El anciano Qin era un funcionario civil, por lo que, naturalmente, le gustaba la gente instruida.
—Gracias, Mi Señor.
La respuesta de Qiu Yongkang no fue ni altiva ni humilde, y no aprovechó la oportunidad para pedir nada, lo que complació aún más al Anciano Qin.
—Joven, si está interesado en participar en los exámenes imperiales, puedo ayudar a recomendarlo.
El Anciano Qin apreciaba el talento, por eso le habló a Qiu Yongkang.
—De acuerdo.
Cuando me haya establecido, le pediré ayuda al anciano Qin para que me presente.
Qiu Yongkang se inclinó profundamente para agradecer al anciano Qin su ayuda.
Era, en efecto, ambicioso.
Su maestro le había dicho que participara en el examen imperial después de llegar a Jingshi Dao.
Tenía que conseguir una buena reputación antes de poder ayudar a Shuisheng.
Con la ayuda de alguien, podría obtener el doble de resultados con la mitad del esfuerzo.
Podría cumplir antes el último deseo de su maestro y dar a la gente que quería proteger una vida estable y feliz emprendiendo una carrera como funcionario.
Podría considerarse un atajo.
Después de que el anciano Qin y Qiu Yongkang terminaran de hablar, sacó una insignia de cintura y se la entregó a Ji Shuisheng.
Les dijo a él y a Su Qing:
—Nos vemos en la provincia Su.
Este anciano se apresurará a ir sin demora después de que haya resuelto los asuntos de aquí.

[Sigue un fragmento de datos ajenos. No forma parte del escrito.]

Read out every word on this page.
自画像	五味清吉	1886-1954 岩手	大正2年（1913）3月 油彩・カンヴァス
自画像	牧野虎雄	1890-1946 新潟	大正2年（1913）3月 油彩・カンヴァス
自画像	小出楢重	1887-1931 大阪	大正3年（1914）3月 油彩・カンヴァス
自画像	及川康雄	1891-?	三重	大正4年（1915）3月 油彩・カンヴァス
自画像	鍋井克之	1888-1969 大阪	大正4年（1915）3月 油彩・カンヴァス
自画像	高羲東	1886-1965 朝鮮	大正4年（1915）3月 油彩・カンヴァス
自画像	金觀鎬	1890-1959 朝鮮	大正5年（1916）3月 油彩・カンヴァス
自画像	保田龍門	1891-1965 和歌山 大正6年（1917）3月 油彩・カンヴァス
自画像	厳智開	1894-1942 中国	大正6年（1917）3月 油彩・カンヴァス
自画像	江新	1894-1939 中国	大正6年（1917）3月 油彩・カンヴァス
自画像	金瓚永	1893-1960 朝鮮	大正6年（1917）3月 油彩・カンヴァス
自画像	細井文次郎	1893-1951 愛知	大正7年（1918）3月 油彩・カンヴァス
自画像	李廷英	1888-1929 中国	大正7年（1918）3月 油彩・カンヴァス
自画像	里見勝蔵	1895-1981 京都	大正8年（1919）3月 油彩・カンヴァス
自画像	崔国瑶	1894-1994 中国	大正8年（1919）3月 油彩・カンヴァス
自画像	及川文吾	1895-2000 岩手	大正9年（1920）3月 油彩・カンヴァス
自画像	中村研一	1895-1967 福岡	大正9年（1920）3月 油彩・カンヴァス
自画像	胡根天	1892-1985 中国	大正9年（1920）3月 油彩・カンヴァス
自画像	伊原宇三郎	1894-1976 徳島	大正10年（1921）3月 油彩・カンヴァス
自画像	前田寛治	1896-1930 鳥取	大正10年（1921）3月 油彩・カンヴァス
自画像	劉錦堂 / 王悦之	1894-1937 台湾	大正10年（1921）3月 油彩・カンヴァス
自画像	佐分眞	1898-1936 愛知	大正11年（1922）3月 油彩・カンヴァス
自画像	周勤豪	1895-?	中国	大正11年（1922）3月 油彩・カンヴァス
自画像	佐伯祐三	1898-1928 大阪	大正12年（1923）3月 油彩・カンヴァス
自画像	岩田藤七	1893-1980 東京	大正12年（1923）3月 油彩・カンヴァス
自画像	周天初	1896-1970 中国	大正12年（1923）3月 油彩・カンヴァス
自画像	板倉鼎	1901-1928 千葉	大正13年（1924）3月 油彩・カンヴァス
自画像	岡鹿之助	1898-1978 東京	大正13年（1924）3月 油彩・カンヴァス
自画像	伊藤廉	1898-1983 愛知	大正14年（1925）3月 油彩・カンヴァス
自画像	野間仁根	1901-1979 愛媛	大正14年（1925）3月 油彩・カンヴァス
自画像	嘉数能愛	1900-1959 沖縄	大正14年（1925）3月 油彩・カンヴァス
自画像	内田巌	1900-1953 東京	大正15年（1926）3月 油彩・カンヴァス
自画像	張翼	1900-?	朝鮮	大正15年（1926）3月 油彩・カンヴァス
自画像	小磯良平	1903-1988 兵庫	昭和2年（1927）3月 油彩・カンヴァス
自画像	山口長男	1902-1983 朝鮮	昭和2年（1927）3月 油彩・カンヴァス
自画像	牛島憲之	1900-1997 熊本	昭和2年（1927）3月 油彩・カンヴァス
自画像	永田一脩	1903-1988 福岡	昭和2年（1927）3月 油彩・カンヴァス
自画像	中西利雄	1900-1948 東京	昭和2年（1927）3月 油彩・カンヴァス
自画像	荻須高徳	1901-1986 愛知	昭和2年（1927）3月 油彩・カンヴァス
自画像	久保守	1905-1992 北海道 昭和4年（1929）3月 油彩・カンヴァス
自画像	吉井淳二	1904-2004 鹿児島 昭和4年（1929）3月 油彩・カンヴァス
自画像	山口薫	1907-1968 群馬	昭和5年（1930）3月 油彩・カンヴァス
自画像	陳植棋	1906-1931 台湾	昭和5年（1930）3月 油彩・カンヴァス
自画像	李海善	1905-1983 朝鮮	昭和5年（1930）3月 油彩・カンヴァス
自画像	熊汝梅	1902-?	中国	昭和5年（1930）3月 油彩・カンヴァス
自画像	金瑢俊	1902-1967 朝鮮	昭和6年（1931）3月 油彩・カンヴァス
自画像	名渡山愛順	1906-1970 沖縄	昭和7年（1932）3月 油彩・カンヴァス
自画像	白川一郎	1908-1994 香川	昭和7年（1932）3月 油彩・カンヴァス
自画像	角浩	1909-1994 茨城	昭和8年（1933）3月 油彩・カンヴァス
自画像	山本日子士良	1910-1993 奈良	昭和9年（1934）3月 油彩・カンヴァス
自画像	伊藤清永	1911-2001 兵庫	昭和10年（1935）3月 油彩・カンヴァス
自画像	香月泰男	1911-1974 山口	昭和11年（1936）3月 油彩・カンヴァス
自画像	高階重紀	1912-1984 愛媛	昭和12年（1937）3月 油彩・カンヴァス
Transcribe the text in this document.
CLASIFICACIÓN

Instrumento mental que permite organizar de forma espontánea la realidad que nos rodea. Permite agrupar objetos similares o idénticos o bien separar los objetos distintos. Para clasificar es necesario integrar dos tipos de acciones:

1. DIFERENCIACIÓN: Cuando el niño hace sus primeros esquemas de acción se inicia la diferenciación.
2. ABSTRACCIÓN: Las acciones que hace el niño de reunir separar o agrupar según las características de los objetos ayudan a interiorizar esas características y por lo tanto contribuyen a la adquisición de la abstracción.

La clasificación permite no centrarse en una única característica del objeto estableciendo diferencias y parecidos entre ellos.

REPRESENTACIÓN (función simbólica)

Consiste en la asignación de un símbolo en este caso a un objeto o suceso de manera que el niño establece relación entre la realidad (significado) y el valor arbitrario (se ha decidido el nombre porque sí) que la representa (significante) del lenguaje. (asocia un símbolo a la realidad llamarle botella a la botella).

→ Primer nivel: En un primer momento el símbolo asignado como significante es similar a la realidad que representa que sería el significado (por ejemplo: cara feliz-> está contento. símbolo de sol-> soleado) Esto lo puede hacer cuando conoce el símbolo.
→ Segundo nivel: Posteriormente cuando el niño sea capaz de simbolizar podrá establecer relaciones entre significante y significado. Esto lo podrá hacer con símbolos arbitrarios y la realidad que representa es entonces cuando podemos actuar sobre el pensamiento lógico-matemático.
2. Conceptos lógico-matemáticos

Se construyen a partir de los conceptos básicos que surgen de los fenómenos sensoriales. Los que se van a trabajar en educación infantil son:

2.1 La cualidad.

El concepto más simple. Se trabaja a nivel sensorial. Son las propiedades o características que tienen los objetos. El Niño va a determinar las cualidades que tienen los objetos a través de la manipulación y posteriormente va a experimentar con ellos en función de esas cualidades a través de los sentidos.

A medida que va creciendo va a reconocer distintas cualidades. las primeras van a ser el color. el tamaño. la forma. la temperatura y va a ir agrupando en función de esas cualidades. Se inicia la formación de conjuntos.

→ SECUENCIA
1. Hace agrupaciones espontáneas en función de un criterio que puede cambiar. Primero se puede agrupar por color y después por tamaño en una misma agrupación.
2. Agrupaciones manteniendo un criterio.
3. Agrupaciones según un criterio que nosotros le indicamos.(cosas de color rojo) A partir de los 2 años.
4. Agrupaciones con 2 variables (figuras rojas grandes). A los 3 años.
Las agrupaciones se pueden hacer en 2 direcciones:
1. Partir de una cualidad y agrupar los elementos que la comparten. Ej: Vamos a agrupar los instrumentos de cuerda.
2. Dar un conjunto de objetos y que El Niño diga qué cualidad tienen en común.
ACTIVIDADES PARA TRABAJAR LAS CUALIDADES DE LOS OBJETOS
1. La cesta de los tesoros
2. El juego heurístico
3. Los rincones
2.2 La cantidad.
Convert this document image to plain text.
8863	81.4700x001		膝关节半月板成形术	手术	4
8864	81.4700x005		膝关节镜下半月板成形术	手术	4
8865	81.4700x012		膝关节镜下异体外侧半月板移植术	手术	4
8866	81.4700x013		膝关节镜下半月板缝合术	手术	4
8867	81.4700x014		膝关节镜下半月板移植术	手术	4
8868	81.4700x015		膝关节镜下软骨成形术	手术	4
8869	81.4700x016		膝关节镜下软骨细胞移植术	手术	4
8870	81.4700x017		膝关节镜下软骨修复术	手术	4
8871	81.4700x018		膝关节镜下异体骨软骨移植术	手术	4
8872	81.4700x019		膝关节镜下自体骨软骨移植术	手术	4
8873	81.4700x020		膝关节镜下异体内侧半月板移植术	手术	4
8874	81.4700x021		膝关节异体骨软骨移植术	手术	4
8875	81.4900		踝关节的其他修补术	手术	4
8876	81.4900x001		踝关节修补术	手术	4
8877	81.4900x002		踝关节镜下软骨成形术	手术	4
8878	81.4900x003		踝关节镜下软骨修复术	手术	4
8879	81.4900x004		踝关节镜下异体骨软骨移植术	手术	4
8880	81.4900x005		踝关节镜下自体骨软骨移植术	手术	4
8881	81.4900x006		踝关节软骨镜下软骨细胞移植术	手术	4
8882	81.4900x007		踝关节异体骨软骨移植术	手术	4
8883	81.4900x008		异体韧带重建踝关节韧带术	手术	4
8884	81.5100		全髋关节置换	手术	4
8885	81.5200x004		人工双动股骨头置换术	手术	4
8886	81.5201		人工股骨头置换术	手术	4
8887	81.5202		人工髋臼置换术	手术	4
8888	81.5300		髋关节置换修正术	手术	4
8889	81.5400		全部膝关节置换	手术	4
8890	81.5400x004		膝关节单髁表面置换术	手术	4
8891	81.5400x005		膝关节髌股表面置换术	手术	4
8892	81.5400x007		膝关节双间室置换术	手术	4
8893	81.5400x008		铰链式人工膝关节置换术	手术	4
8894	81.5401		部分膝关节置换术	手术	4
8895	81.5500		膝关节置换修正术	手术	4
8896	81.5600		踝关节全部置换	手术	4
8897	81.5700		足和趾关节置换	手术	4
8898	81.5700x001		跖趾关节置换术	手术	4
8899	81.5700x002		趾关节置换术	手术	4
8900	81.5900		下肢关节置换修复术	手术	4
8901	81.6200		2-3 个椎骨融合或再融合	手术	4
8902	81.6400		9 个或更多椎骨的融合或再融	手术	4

Creo que no llegaré mucho más tarde que ustedes.
Si llegan a la provincia Su, acepten la invitación y vayan a la Mansión Qin para encontrar a este anciano.
Si este anciano no ha regresado, tendré que molestarlos para que me esperen dos o tres días.
Aquí tienen una insignia de cintura.
Los sirvientes los tratarán bien.
—De acuerdo —dijo ella.
Su Qing asintió.
Ya había aceptado el pago completo del anciano, así que, naturalmente, tenía que ser responsable de su tratamiento.
Sacó los mil taels de plata que el anciano Qin acababa de darle.
—Anciano Qin, ayúdeme a comprar también un Lingzhi de mil años.
Su Qing sabía que no sería fácil comprar el Lingzhi por su cuenta, pero el Anciano Qin sí podía.
Por eso, le entregó los billetes de plata sin siquiera pestañear.
—Jovencita, ¿por qué quiere el Lingzhi de mil años?